The death toll from the devastating earthquake in Turkey and Syria rose to more than 44,000 on Saturday, February 18, Turkish authorities have announced.
The head of Turkey’s disaster agency, Yunus Sezer, said rescue operations would be “largely completed” by Sunday night as the number of dead bodies have reduced to a handful as at press time.
State news agency Anadolu initially reported on Saturday that three people were found alive nearly two weeks after the the 7.8-magnitude earthquake hit on February 6. But the agency later reported that one of them, a 12-year-old, had died.
Photos showed rescuers placing a man and a woman on stretchers after the married couple and a child spent 296 hours under the rubble in the southeastern Turkish city of Antakya.
The agency later reported three of their children had died including the 12-year-old.

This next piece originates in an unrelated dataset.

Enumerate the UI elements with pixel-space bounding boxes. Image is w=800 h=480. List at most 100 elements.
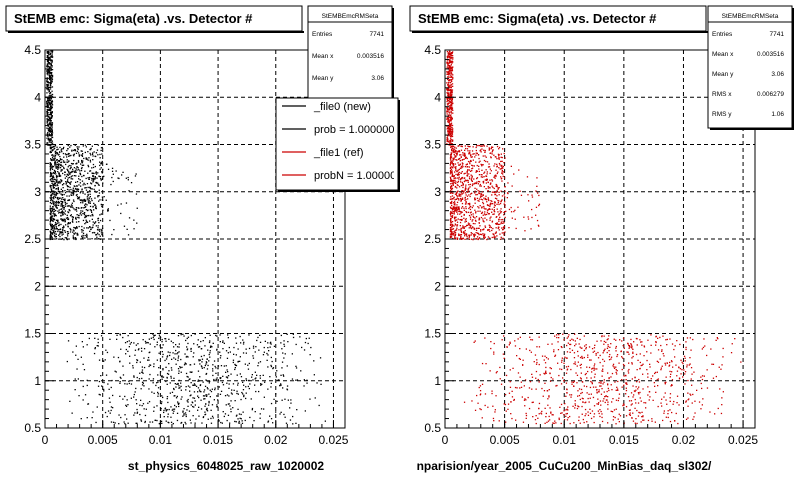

Teams on Friday pulled four people alive from the rubble, including a 45-year-old man and a 14-year-old boy, in the surrounding Hatay province.
Rescues that were initially met with applause and relief, have in recent days been greeted more soberly.
Officials and medics said that 40,642 people had died in Turkey and 3,688 in Syria from the quake, bringing the confirmed total to 44,330. The toll from Syria has remained unchanged for days.
The quake in one of the world’s most active seismic zones hit populated areas as many slept, in homes that had not been built to resist such powerful tremors.